Il problema è capire se ciò sia compatibile con un’economia già gravata da un costo del lavoro fra i più alti dell’Unione (un’ora lavorata in Italia costa alle aziende circa 28 euro contro i 14 del Portogallo) e nel quale il contratto nazionale è già uno svantaggio per il Sud. Per compensare tutto questo la Lega ha allora proposto di ripartire da un taglio degli oneri contributivi a carico del le imprese.

salario minimo 9 euro l'ora
Lavoratori con retribuzione oraria inferiore ai 9 euro l’ora (La Stampa, 12 giugno 2019)

Negli ultimi anni lo si è applicato in molti modi: dalla riduzione dei contributi ai neoassunti, fino a quelli dedicati a chi investe al Sud e ai premi Inail. Per compensare l’aumento generalizzato dei salari il taglio dovrebbe essere altrettanto ampio, e dunque costoso. Anche in questo caso si tratta di un’idea che in Europa è vista di buon occhio. Anzi, una fonte di governo che chiede di non essere citata ammette che l’annuncio leghista sancisce una svolta: una volta registrata l’irrealizzabilità della tassa piatta, l’obiettivo realistico della prossima manovra sarà questo.

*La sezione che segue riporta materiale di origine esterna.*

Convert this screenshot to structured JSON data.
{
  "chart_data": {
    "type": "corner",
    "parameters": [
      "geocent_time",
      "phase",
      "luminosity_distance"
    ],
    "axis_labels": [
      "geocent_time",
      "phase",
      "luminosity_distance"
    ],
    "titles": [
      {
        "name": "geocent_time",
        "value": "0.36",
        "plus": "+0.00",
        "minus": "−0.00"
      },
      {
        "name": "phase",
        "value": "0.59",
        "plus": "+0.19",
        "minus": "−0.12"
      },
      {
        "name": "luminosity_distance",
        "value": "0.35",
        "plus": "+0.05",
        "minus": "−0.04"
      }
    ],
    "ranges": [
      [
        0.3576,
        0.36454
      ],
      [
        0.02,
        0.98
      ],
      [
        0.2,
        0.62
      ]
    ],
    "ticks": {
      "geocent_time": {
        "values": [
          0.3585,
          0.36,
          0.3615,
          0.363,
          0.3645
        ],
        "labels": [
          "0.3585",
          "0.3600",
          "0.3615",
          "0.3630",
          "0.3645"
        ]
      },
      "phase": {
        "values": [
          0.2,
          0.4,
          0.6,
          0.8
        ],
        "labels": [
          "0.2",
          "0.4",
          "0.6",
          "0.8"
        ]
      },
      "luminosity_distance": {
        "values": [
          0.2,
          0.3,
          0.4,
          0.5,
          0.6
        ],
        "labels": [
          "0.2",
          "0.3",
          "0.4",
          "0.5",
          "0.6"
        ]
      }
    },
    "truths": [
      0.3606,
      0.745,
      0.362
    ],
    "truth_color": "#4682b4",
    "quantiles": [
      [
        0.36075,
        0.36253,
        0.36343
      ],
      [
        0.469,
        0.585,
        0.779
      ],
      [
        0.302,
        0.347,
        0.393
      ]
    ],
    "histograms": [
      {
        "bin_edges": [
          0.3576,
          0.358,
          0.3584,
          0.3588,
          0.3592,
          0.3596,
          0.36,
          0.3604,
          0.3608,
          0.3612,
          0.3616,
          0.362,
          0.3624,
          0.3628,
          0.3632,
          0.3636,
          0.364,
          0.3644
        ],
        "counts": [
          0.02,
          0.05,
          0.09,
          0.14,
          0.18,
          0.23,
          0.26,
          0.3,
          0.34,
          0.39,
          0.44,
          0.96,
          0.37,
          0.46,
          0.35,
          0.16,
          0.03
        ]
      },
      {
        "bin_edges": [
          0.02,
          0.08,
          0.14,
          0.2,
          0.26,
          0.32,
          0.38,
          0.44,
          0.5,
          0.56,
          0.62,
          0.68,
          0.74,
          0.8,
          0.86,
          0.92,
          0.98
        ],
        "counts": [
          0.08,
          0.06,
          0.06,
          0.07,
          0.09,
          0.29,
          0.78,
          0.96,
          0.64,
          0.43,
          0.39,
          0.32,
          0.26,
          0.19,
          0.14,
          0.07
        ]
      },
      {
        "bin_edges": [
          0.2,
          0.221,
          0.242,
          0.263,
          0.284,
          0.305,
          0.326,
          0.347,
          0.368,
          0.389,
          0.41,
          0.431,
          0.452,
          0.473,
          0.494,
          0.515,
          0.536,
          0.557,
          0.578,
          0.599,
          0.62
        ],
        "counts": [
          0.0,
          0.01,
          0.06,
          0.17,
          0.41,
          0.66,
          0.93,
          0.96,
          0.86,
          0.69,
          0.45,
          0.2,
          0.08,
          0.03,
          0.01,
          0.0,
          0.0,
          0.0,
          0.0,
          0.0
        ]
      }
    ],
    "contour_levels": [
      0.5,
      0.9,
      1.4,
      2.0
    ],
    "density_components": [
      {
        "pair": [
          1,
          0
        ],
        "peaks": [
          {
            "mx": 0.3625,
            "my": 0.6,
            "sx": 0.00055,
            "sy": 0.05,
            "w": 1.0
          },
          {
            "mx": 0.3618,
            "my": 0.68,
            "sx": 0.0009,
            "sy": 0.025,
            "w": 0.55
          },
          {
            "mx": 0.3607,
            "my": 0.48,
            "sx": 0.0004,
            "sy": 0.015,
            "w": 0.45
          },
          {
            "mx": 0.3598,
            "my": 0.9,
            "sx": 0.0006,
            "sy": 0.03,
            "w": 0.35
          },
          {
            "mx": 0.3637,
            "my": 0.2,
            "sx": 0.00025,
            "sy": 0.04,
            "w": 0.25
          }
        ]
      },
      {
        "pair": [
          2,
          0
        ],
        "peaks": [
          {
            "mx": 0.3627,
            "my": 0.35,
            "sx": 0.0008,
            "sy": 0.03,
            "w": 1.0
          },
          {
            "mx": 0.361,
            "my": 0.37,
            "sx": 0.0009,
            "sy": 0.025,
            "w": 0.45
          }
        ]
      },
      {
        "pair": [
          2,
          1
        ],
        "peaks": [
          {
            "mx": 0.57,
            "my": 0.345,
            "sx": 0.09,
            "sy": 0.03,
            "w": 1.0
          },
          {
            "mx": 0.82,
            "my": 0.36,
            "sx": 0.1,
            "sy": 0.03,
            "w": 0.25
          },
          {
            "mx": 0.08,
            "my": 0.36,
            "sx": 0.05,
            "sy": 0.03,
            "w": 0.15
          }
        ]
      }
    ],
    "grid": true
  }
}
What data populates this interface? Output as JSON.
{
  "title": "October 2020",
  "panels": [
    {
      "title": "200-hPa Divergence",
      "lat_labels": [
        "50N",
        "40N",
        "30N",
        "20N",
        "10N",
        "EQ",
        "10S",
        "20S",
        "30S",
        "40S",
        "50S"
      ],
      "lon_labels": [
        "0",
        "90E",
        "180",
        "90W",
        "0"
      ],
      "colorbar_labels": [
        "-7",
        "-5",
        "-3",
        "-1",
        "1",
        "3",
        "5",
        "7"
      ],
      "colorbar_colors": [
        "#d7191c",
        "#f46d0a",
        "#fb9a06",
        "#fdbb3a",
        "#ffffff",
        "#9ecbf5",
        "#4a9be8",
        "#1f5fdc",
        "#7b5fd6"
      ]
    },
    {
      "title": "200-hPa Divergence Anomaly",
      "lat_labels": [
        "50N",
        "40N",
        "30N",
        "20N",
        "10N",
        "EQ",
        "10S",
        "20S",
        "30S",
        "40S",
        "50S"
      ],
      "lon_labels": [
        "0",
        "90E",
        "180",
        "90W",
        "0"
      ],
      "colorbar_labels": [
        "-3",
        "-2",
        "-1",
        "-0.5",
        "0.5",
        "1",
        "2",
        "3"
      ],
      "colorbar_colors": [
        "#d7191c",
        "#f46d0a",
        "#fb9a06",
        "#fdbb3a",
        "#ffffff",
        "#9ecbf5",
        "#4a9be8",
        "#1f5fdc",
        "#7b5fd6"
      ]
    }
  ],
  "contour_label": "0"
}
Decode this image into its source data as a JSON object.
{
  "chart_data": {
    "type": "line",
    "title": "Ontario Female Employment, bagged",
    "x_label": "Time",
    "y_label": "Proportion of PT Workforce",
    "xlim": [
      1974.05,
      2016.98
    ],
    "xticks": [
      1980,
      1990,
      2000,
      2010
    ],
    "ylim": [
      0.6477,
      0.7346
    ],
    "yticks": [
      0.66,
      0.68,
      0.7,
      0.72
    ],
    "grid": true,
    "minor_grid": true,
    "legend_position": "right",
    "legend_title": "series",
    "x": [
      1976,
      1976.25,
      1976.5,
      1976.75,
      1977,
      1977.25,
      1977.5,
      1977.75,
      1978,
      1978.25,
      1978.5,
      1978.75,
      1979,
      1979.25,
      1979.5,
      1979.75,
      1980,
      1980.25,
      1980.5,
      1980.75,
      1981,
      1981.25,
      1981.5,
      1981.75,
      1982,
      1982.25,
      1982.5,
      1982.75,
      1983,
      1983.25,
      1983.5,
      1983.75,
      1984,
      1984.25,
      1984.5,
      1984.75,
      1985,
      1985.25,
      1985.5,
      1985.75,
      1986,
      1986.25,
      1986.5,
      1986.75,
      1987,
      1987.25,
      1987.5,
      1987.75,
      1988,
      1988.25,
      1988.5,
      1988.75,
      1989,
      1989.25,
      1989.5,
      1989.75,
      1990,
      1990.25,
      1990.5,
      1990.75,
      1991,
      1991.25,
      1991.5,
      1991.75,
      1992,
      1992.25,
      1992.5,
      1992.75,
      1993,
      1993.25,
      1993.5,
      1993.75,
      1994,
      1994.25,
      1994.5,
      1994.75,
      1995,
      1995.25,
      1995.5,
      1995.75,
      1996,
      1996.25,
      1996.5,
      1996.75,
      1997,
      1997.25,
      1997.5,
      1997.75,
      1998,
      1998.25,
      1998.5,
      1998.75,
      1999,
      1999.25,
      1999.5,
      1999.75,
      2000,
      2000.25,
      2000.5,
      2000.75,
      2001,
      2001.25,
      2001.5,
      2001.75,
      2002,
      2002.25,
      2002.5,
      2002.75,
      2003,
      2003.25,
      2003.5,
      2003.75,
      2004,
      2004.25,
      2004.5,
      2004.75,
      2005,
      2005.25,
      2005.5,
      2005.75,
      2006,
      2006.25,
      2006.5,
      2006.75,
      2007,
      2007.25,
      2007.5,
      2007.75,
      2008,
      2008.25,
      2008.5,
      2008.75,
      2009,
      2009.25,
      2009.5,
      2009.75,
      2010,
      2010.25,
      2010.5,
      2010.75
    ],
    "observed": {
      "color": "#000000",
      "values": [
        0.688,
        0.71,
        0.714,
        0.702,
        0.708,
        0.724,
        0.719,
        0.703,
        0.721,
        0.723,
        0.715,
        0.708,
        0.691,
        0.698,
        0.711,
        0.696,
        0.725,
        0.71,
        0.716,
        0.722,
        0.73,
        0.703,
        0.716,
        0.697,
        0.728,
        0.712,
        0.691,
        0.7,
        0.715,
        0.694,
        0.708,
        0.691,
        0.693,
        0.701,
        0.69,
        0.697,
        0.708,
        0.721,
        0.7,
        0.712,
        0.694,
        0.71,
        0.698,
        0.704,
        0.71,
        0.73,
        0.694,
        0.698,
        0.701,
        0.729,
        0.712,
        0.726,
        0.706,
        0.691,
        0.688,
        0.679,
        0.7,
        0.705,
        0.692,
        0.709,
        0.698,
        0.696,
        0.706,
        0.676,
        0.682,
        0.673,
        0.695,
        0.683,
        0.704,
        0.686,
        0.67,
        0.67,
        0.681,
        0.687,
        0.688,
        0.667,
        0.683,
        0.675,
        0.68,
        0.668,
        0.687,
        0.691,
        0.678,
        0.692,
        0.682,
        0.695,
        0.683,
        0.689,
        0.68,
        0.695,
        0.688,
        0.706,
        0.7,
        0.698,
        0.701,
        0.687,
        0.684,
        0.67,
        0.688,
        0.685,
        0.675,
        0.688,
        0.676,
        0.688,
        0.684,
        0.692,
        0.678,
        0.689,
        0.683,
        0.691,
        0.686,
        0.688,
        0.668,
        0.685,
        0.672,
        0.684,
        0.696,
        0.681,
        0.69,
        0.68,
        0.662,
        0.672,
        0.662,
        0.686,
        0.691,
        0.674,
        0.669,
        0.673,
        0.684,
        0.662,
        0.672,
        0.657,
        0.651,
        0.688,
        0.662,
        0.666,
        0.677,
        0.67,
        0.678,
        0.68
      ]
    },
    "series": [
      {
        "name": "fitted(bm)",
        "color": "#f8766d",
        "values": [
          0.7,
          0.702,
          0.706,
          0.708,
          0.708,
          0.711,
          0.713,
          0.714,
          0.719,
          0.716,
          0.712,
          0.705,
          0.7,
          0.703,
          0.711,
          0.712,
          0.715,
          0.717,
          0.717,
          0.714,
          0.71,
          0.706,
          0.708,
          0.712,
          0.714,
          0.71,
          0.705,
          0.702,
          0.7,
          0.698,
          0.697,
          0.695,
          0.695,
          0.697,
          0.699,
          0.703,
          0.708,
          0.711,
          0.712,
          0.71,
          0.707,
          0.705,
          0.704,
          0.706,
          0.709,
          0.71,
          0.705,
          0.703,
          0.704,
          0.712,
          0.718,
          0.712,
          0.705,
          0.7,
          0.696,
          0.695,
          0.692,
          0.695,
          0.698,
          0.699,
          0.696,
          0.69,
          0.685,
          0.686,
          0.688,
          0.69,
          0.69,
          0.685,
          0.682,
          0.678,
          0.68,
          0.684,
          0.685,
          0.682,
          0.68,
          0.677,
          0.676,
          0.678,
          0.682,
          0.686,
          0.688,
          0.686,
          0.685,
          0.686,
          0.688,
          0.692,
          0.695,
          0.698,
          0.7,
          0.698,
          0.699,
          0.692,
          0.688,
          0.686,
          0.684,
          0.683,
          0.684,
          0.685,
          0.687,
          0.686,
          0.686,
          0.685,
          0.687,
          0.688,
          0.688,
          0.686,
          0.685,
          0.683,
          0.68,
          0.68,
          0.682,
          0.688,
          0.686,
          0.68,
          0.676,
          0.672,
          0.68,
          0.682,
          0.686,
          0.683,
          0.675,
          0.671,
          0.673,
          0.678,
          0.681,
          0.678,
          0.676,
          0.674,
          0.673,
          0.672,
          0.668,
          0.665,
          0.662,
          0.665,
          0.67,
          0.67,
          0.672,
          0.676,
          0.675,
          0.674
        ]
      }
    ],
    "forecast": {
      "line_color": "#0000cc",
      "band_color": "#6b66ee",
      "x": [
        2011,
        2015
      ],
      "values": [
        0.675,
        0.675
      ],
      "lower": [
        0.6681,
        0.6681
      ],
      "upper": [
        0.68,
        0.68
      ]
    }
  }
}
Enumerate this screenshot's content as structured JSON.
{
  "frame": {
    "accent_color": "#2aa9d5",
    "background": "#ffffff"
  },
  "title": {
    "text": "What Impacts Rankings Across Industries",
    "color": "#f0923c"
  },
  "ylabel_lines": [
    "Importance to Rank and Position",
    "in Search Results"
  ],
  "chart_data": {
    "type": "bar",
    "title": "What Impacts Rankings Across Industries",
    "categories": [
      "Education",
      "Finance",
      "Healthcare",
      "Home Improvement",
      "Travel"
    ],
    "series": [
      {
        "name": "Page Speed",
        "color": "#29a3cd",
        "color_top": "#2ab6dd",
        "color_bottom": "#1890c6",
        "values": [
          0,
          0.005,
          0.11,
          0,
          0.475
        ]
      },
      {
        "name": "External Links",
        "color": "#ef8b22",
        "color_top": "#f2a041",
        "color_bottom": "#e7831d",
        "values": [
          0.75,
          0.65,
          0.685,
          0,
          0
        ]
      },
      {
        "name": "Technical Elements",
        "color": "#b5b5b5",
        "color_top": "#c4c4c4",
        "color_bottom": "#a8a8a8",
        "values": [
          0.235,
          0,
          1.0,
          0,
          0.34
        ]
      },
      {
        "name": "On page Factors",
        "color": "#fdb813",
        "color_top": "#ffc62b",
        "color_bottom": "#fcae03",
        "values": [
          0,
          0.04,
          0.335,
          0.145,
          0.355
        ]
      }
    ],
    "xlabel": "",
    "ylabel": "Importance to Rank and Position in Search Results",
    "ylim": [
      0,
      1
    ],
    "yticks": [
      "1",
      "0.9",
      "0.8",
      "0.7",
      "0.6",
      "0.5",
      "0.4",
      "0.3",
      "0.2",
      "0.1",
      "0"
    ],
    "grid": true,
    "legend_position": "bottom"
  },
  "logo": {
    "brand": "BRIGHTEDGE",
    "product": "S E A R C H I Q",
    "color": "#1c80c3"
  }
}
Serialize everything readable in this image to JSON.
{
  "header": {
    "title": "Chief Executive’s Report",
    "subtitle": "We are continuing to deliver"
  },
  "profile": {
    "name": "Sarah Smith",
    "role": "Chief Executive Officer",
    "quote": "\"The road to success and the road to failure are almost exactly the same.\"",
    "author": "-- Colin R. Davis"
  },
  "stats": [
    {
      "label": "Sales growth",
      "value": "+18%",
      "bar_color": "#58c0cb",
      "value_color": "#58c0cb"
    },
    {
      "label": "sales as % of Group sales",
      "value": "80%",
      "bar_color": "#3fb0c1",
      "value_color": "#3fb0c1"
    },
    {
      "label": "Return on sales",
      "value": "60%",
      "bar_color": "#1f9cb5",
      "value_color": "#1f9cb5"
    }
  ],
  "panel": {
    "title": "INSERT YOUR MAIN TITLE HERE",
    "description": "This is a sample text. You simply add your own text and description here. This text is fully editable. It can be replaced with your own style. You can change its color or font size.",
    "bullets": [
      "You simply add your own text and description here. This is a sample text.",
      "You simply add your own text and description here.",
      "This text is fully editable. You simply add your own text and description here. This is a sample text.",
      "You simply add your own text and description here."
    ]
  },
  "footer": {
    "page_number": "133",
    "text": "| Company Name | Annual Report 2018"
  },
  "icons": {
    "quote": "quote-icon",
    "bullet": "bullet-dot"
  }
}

Confesercenti ha già segnalato che la proposta di salario minimo per tutti costa 15 miliardi: «Il disegno di legge Catalfo, che pone come criterio economico il “paracadute” del salario minimo – spiegano al Centro studi di Confesercenti – si traduce infatti in un incremento molto forte rispetto ai minimi tabellari previsti dai contratti nazionali: 1,5 euro in più per ora/lavoro rispetto al nostro contratto Terziario, Distribuzione e Servizi (TDS) e 1,8 euro/ora nel caso del contratto nazionale del settore Turismo». Tradotto in impegni reali, si tratterebbe di una batosta per le imprese, maggiore di quanto potrebbe apparire in prima analisi (l’Istat parlava di 3,2 miliardi di aumenti per chi sta sotto la soglia di 9 euro). Non è stato infatti considerato l’«effetto cascata» che coinvolgerebbe tutti i lavoratori, visto che la scala parametrale inserita in tutti contratti nazionali prevede che vengano «mantenute» le distanze tra i vari livelli. Ne consegue che l’aumento innescato dal salario minimo si dovrebbe estendere a tutti.